Elle fait valoir que la défenderesse n’a pas respecté la clause d’exclusivité en cessant de s’approvisionner en bières en fûts KRONENBOURG auprès de l’entrepositaire désigné, la société MONTANER PIETRINI BOISSONS [Localité 4] depuis le 13 juillet 2021.
Elle demande le prononcé de la résiliation de l’accord aux torts de la partie défenderesse et en conséquence la restitution en valeur d’origine des avantages consentis, soit la somme de 7 560 euros.
L’affaire a été appelée à l’audience du 14 mai 2024 où seule la demanderesse, représentée par son conseil, a comparu. Un renvoi de l’affaire a été octroyé pour transmission des pièces et observations écrites de la SARL LE CONCORDE en date du 2 mai 2024 qui n’avaient pas été transmises au préalables à la partie adverse.
Monsieur [Q] [H], gérant de la SARL LE CONCORDE, a transmis au tribunal ses observations écrites du 2 mai 2024, 18 novembre 2024, 19 février 2025 ainsi que des pièces afférentes à une ordonnance d’injonction de payer rendue par le tribunal de commerce de Marseille condamnant la société LE CONCORDE à payer 8 452,40 euros en principal à la SAS CDB [Localité 4] MONTANER PIETRINI BOISSONS.
Après plusieurs renvois, sans que ne comparaisse la SARL LE CONCORDE à aucune des audiences et après injonction à son encontre de produire l’ordonnance d’injonction de payer évoquée, l’affaire a été retenue à l’audience du 13 mai 2025.
A cette audience, la demanderesse, représentée par son conseil, s’est référée à ses écritures du 3 février 2025 aux termes desquels elle maintient ses demandes initiales.
La défenderesse n’a pas comparu ni personne pour elle.
L’affaire a été mise en délibéré au 8 août 2025.
Par courrier daté du 9 mai 2025 réceptionné au tribunal le 15 mai 2025, la SARL LE CONCORDE a, à nouveau transmis la signification et la formule exécutoire concernant une ordonnance d’injonction de payer du tribunal de commerce de Marseille et expliqué que la somme réclamée par la SAS KRONENBOURG était comprise dans ce titre exécutoire au titre du matériel mis à disposition.
Par note en délibéré du 26 mai 2025, la SAS KRONENBOURG soutient que les pièces visées par la requête en injonction de payer concernent des factures impayées de marchandises et de matériel mis à disposition, que ces pièces ne sont pas produites aux débats, qu’il y a lieu de constater qu’il n’y a ni identité de parties, ni identité de cause entre la procédure d’injonction de payer opposant la défenderesse à une société tierce et la présente procédure l’opposant à lui.

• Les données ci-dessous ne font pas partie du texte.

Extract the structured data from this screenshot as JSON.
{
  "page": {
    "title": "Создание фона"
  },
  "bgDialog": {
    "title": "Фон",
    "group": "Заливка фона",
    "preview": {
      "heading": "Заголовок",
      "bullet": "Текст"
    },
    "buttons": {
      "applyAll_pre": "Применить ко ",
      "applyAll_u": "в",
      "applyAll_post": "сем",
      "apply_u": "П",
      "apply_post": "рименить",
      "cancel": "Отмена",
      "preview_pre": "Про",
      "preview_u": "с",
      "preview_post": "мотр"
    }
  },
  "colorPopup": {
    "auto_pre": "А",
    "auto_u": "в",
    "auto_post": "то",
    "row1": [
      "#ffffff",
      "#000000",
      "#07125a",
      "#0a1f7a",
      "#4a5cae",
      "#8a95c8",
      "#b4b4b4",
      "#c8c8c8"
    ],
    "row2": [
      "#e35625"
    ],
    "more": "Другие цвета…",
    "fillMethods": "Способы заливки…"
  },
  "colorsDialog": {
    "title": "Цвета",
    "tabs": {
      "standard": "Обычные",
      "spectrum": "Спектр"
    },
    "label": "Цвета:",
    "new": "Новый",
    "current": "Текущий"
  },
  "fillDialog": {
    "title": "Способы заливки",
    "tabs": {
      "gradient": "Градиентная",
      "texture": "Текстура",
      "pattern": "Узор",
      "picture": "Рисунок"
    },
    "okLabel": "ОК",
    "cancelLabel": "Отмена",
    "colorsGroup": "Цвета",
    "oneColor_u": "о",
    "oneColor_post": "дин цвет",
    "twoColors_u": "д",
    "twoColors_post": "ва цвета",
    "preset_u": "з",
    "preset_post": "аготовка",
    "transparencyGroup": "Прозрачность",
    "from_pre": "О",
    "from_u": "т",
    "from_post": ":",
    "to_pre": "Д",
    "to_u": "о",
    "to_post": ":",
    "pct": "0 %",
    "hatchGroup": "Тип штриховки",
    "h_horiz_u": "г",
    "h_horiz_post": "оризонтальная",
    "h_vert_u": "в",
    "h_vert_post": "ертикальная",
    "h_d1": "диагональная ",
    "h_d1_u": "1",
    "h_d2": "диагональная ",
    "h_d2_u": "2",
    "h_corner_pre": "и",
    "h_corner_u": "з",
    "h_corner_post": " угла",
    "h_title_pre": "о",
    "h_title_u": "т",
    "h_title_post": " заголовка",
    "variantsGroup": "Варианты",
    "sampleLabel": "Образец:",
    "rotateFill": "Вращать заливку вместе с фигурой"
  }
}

Par jugement avant-dire droit du 8 août 2025, le tribunal a rouvert les débats et invité la SARL LE CONCORDE à :
— comparaitre à l’audience ou s’y faire représenter, sous peine de voir écartées ses écrits et pièces et partant, ses contestations,
— mettre en la cause la société MONTANER PIETRINI BOISSONS [Localité 4],
— produire l’ordonnance d’injonction de payer rendue par le tribunal de commerce de Marseille l’ayant condamné à verser en principal la somme de 8 452,40 euros à la SAS CDB [Localité 4] MONTANER PIETRINI BOISSONS (et non seulement la formule exécutoire),
— produire les documents produits en annexe de la requête en injonction de payer du tribunal de commerce de Marseille (“factures marchandises + matériel mis à disposition ; grand livre + duplicata des factures ; copie des mises à disposition du matériel ; mise en demeure du 10/09/2021") au besoin en s’adressant à l’étude de commissaires de justice SCP V. CHAMPION et C. JULLIAN ayant procédé à la signification du titre exécutoire.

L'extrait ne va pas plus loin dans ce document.